血液をサラサラにするお薬を飲んでいるからといってみんなが納豆を食べれないのではないことを理解しましょう。
血液をサラサラにするお薬を飲んでいる方が注意すべきこと!
血液がサラサラになるということは言い方を変えれば出血がしやすく、出血すると止まりにくいとも言えます。
そのため、日常の生活の中で注意すべきことがいくつかあります。
当然、転倒などによる怪我に注意し、打撲でも内出血をしやすいので注意です。
また、歯科で治療を受ける際には必ず事前に歯科医にお薬を飲んでいることを伝えるか、お薬手帳を見せるようにしましょう。
ハヤシ
まとめ
血液をサラサラにするお薬を飲んでいると納豆は食べちゃダメと誤解している方は意外と多いです。
これはあくまでもワーファリンを服用している人だけで、その理由は今回よく理解できたのではないでしょうか?
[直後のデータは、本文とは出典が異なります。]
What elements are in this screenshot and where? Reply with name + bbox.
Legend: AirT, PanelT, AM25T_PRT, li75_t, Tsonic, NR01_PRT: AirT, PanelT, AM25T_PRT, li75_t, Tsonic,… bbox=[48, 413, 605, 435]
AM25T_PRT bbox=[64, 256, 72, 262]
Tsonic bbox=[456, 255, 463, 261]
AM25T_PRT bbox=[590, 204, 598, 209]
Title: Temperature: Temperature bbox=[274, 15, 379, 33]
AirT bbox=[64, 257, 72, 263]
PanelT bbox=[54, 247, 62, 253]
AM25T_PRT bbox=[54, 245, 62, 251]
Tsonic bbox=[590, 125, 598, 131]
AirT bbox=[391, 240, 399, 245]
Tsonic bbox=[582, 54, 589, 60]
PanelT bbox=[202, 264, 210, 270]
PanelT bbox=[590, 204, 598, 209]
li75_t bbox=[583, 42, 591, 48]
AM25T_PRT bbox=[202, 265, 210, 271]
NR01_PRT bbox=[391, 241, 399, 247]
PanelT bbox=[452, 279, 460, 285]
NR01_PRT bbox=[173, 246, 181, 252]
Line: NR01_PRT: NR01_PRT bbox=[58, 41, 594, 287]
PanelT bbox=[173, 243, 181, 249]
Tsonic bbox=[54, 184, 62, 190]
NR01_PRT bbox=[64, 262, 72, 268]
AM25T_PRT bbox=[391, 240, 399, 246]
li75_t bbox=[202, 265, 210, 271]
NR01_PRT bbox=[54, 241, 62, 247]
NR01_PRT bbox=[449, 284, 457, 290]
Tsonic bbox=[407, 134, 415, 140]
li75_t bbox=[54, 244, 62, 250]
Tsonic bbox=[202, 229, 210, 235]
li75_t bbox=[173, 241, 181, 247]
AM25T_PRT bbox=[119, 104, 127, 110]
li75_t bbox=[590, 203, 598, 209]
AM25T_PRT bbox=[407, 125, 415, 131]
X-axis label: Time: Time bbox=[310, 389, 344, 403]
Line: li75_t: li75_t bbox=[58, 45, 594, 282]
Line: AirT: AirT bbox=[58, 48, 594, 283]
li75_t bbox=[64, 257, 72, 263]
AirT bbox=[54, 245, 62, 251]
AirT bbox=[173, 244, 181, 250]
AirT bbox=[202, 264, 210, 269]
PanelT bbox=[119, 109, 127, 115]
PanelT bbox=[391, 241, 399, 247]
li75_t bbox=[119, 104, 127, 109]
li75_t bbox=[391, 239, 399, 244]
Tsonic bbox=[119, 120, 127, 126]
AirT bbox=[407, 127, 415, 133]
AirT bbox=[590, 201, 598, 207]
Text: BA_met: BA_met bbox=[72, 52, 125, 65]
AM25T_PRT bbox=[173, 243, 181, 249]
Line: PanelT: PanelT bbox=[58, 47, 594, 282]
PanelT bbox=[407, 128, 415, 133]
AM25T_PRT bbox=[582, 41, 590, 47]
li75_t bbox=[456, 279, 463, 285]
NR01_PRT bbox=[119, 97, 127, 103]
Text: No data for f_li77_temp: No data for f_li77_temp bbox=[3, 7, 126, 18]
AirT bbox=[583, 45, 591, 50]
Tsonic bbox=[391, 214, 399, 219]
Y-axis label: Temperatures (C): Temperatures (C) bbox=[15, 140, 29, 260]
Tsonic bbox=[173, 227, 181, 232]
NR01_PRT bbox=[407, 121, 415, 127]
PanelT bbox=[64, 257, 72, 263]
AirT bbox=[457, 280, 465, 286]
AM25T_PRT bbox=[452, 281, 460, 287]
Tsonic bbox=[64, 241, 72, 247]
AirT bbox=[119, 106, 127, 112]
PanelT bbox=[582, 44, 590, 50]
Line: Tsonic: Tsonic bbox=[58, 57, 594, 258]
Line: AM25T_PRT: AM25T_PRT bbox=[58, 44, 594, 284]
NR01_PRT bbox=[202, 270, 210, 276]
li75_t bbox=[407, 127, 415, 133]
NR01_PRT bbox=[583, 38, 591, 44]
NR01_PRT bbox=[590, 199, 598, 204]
ひと口に血液をサラサラにするお薬といっても、どういったところにできやすい血栓を予防するのか、血小板もしくは凝固因子のどちらを阻害するのかによって違いがあります。
これらのお薬はどのお薬も服用している方にとってきちんと効果を得ることで健康を維持するのに欠かせないもの。
気になるようでしたら、一度かかりつけの薬剤師によくご相談してみて下さい。
みなさまのご健康を願っております。
薬剤師ハヤシでした。
最後までお読みいただきありがとうございました。